Friday, April 12, 2024

Friends and Neighbors,


I hope you’re enjoying the first days of spring! It was yet another short week since the Legislature had an off day this Wednesday for Eid. Though it was a short week it was a busy one and I want to update you on two crucial measures: a bipartisan public safety bill and teacher pensions.

First, this week started off strong with the passage of the new public safety bill—a refreshing departure from the typical partisan bickering and outrageous proposals that too often paralyze our Capitol. I was happy to support this legislation, which was achieved through rare bipartisan cooperation and, importantly, steered clear of the radical measures like gun control. Instead, this bill is full of several Republican projects, small fixes that law enforcement leaders have been asking for, and support for tried-and-true public safety initiatives. These are critical steps in fortifying the safety and security of our communities, and it's a testament to what we can achieve when we sideline political theatrics in favor of practical, common-sense governance.

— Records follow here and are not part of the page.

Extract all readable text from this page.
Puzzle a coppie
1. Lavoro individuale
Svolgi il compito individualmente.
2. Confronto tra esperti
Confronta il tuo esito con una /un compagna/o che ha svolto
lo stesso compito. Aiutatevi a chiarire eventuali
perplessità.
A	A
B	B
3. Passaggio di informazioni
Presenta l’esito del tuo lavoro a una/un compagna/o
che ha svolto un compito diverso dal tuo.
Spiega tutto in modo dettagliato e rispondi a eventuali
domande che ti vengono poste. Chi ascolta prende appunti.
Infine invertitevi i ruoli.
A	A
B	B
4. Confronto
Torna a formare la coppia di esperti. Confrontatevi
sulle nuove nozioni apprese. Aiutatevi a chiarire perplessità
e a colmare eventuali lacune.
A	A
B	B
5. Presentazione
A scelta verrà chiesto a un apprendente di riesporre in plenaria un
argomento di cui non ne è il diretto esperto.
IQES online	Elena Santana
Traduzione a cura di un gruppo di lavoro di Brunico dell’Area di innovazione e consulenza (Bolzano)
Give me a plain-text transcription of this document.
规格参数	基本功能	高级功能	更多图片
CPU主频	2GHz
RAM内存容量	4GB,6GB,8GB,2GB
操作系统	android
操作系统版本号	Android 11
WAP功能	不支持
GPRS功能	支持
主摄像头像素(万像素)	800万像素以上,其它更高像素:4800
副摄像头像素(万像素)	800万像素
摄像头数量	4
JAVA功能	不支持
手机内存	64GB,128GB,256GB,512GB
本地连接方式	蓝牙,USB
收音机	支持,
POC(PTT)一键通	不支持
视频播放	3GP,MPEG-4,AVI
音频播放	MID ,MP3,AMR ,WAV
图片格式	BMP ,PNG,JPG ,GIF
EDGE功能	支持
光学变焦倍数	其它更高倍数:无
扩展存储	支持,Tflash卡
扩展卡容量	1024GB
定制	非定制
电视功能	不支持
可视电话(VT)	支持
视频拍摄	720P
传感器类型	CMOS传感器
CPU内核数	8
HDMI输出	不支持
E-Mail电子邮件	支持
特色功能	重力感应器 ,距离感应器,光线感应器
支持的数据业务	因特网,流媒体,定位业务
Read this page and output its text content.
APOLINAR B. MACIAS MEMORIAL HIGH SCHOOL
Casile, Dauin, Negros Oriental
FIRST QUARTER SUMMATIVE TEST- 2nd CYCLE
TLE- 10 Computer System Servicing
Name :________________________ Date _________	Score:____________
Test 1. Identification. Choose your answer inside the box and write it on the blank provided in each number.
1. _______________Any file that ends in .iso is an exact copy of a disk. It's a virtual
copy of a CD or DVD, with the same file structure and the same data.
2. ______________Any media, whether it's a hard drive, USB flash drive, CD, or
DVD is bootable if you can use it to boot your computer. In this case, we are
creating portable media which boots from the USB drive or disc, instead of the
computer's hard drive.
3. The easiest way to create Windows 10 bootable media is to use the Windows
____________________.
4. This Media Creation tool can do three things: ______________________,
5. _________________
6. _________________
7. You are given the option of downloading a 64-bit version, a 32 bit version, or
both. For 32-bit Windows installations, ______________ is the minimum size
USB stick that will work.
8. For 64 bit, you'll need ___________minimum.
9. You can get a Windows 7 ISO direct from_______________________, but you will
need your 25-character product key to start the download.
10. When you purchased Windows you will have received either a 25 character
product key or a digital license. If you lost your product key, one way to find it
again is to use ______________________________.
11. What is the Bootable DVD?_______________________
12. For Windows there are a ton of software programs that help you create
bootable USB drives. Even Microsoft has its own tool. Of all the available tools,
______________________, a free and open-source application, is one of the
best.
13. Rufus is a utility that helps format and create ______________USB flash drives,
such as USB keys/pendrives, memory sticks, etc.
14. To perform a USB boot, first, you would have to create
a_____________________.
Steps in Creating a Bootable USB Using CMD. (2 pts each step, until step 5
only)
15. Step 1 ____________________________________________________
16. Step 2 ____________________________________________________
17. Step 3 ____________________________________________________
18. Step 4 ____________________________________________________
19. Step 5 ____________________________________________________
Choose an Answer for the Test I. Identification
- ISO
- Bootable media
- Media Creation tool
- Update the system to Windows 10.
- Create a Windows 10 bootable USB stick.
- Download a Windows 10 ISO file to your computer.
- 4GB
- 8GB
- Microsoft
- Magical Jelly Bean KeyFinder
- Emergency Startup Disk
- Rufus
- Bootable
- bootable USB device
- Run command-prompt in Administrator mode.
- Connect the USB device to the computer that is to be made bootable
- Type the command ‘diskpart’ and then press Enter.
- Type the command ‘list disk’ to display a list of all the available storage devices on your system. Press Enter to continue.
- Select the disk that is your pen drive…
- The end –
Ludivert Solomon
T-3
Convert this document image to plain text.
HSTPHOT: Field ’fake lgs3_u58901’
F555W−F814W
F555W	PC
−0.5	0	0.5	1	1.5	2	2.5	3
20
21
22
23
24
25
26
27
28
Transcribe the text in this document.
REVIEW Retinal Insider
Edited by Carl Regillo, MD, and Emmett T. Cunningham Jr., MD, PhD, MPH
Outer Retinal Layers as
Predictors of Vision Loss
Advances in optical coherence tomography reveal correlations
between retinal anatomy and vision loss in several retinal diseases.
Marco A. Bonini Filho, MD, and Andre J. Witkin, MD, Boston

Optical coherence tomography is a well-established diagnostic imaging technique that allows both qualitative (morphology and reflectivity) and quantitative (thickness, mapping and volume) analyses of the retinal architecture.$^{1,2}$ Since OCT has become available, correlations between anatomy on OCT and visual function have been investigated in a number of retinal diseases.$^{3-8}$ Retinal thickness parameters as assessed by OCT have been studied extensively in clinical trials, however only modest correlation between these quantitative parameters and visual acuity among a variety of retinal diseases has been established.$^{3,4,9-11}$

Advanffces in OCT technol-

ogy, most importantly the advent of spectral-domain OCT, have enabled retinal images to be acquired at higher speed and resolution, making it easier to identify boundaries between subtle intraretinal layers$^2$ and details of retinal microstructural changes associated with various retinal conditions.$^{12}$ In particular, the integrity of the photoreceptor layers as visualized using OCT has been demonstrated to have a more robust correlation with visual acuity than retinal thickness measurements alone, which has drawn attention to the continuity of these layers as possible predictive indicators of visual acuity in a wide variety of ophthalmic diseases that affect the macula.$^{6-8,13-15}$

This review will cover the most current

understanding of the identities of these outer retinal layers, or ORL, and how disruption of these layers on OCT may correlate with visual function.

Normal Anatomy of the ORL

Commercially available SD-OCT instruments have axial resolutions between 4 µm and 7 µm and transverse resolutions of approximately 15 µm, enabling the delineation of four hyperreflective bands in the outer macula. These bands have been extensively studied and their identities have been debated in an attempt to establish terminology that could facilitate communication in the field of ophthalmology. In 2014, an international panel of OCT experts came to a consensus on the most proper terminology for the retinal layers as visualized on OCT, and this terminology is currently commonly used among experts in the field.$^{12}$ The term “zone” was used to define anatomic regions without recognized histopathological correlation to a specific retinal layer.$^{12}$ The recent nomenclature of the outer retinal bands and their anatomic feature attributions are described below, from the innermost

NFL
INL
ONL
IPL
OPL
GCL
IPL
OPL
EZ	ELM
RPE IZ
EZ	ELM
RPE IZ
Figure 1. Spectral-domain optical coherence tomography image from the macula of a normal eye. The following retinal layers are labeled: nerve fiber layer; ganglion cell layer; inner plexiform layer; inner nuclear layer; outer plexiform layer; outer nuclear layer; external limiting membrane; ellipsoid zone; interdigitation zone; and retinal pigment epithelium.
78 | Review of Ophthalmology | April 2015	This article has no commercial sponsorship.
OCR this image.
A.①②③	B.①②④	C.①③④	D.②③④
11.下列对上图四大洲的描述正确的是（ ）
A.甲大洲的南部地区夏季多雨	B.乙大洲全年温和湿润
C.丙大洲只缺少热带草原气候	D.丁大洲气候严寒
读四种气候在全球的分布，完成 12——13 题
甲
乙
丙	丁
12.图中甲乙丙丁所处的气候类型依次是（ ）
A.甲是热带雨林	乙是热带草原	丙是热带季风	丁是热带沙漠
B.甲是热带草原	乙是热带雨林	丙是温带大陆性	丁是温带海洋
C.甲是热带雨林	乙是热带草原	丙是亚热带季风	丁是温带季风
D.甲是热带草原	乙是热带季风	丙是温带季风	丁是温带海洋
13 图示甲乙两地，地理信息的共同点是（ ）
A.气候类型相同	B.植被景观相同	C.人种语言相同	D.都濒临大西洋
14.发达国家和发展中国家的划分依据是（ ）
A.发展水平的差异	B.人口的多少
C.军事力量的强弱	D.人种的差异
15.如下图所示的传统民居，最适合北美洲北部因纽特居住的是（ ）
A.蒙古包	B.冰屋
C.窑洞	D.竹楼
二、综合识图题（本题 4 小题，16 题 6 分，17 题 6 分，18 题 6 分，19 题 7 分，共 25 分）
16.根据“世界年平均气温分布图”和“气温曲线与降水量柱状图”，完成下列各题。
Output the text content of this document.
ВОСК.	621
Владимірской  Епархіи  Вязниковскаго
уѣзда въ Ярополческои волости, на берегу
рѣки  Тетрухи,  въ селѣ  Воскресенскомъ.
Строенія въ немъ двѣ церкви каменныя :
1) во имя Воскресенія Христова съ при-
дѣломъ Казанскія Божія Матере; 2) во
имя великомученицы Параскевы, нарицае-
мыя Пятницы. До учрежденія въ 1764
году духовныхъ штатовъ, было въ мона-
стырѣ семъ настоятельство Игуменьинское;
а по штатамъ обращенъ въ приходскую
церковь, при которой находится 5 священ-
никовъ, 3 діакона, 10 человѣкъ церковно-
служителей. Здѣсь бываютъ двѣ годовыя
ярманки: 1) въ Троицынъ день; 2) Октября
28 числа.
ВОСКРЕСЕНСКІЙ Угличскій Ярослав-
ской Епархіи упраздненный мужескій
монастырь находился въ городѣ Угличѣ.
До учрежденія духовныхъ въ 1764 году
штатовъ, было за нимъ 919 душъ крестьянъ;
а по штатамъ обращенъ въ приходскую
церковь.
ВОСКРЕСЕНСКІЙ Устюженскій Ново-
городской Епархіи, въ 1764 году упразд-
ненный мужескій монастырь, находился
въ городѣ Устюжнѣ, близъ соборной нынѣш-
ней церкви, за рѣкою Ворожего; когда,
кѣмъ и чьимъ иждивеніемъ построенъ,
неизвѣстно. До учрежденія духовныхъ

It isn’t all good news, however. Last session, despite “historic” education funding, many teachers are feeling left behind. Since 1989, we've seen a steady increase in the employee contribution rate to the teacher pension fund—from a modest 4.5% to a substantial 8% projected for 2025. While contributions have escalated, the promised improvements and benefits for our Tier 2 teachers have lagged or disappeared altogether. Notably, early retirement penalties have intensified, and cost-of-living adjustments (COLAs) that once provided a semblance of financial security in retirement have been stripped away for many.

Last year, under the DFL majority, overspending was rampant, yet there was a glaring oversight in addressing the real needs of our educators. Instead of supporting our teachers with fair pension reforms, the legislature left them behind. This is more than just a financial issue; it's a matter of respect and fairness for those who educate our future generations.